Mémorable centenaire

Source [Christophe Jezewski pour Liberté Politique] 

Christophe Jezewski est poète, essayiste, musicographe, traducteur d'une cinquantaine d'oeuvres de la littérature polonaise en français, (Jean Paul II, Cyprian Norwid, Witold Gombrowicz, Bruno Schulz, Czesław Miłosz, Wisława Szymborska,  Krzysztof Kamil Baczyński, Andrzej Kuśniewicz, Jerzy Andrzejewski, Karol Szymanowski et plusieurs anthologies poétiques). Auteur des recueils de poèmes : La Musique  (1995),  L'Épreuve du feu  (2005), La flamme et la nuit. Poèmes sur la peinture  (2012), Le livre des rêves  (2013), Le Jardin de cristal  (2018), il a traduit en polonais nombre de poètes français (e.a. Laforgue, Segalen, Péguy, Oscar Milosz, Michaux, Char) et hispano-américains (Gorostiza, Paz, Borges) ainsi que le grand mystique allemand Angelus Silesius. Il est l'auteur de l' étude Cyprian Norwid et la pensée de l'Empire du Milieu  (L'Harmattan, 2011) où  il lance pour la première fois la théorie de l'influence de l'ancienne  pensée chinoise sur ce génie de la poésie polonaise. Depuis 2004 il préside la société parisienne « Les Amis de C.K. Norwid ». 

 Le 15 août 2020, la Pologne a fêté le centenaire de la bataille de Varsovie, surnommée aussi « le miracle de la Vistule » qui a sauvé l'Europe, alors gravement menacée par l'impérialisme bolchévik. Les historiens anglais, Simon Goodenough et Viscount d'Abernon la qualifient de  dix-huitième bataille décisive dans l'histoire du monde  ! Notons entre parenthèses que c'est la troisième fois que les Polonais sont venus au secours de l'Europe : la première en 1241, à la bataille de Legnica contre l'armée mongole de Batou-Khan et la deuxième, en 1683 à Vienne où Jean III Sobieski a battu les Turcs qui s'apprêtaient à envahir l'Europe. La spectaculaire victoire de 1920 a été le fruit du génie stratégique du Maréchal Joseph Pilsudski, héros national Polonais, aidé de ses plus éminents généraux comme Ladislas Sikorski, Tadeusz Rozwadowski, Joseph Haller.  N'empêche que cet événement eut eu tout à fait les caractères d'un miracle alors que l'armée polonaise, presque deux fois moins nombreuse que celle des Soviétiques, semblait être condamnée à une défaite imminente et que plusieurs pays d'Europe boycottèrent et ruinèrent  l'aide envoyée à la Pologne (exception faite des plus fidèles : la France et la Hongrie !).  Pilsudski a même confié qu'il avait été « guidé par la main de Dieu »...

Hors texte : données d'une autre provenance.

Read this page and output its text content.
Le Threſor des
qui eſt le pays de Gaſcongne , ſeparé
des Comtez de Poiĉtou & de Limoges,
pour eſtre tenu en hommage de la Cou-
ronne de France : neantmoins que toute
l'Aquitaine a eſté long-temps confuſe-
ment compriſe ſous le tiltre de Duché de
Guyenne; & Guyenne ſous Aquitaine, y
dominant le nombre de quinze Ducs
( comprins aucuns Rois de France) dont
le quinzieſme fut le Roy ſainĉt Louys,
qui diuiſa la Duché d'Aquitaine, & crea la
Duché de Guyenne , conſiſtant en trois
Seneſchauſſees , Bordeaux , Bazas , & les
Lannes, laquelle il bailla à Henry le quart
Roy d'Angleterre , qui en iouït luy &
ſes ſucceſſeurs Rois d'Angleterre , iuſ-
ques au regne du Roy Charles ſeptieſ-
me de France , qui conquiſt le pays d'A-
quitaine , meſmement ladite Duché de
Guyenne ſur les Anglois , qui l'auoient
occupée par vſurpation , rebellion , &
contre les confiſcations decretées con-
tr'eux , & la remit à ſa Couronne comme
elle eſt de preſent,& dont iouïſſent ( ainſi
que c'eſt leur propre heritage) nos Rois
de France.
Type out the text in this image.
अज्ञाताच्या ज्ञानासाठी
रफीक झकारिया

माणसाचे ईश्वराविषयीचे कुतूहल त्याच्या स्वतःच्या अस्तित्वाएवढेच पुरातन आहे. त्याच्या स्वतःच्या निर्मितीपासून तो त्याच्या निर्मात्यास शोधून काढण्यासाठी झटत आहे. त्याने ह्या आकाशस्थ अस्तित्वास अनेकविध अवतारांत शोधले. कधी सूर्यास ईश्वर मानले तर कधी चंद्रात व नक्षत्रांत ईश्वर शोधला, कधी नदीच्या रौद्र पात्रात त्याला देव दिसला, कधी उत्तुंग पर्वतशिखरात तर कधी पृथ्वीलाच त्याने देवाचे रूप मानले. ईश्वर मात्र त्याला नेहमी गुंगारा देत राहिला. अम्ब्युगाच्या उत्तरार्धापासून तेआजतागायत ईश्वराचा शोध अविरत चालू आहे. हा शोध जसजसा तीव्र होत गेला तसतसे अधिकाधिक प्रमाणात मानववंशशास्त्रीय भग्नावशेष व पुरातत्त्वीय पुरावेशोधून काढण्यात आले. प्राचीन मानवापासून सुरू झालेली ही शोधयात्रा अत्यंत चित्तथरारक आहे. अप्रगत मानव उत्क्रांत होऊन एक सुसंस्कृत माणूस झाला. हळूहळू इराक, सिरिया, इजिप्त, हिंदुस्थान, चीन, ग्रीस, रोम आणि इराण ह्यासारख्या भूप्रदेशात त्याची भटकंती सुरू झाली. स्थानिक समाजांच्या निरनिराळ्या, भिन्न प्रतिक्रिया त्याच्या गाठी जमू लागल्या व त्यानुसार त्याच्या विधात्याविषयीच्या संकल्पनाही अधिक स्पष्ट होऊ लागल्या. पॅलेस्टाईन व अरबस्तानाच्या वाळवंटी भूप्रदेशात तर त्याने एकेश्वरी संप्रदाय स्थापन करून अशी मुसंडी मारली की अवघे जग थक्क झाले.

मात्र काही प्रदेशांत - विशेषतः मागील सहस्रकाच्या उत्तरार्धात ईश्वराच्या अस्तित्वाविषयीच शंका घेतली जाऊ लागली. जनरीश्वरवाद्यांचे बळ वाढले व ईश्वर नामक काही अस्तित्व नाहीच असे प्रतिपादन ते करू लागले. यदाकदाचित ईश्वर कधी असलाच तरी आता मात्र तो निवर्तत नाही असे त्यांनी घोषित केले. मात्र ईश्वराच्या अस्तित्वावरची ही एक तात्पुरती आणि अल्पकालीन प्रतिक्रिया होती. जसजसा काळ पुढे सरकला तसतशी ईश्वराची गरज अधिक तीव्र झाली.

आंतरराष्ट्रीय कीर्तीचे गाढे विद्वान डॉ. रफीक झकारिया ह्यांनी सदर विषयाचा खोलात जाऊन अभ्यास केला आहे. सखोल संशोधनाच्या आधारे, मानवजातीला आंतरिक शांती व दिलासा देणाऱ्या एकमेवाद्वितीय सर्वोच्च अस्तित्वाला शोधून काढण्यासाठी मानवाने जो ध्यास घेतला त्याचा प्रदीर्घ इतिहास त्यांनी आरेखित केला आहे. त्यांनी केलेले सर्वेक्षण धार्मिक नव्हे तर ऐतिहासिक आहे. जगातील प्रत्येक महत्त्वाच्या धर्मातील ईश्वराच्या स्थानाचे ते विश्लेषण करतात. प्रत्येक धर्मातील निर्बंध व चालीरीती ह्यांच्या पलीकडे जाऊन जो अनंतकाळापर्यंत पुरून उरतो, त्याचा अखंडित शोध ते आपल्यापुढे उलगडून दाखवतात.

Or, à cette époque dramatique, tout le peuple polonais, soudé comme jamais, se mit à prier, soutenu par le nonce apostolique Achille Ratti, futur pape Pie XI, qui fut l'un des rares diplomates occidentaux à ne pas quitter Varsovie devant l'invasion des Soviétiques ! C'est lui qui prononça cette phrase célèbre :  Ce fut la victoire de l'Ange de la Lumière sur l'Ange des Ténèbres...   Notons que cela ressemble à un autre miracle survenu en Autriche, également occupée par l'armée soviétique après la guerre : le gouvernement autrichien, malgré des dizaines de requêtes pour libérer leur territoire, se heurtait depuis dix ans à un « niet »  inébranlable de Moscou. Alors, tout le peuple autrichien  se mit ardemment en prière et soudain, en 1955, d'une façon tout-à-fait inattendue et pour une raison inexplicable, l'armée soviétique quitta l'Autriche ! Ce fut la première fois que cela se passait, les Russes, une fois installés dans un pays, ne l'abandonnant jamais !...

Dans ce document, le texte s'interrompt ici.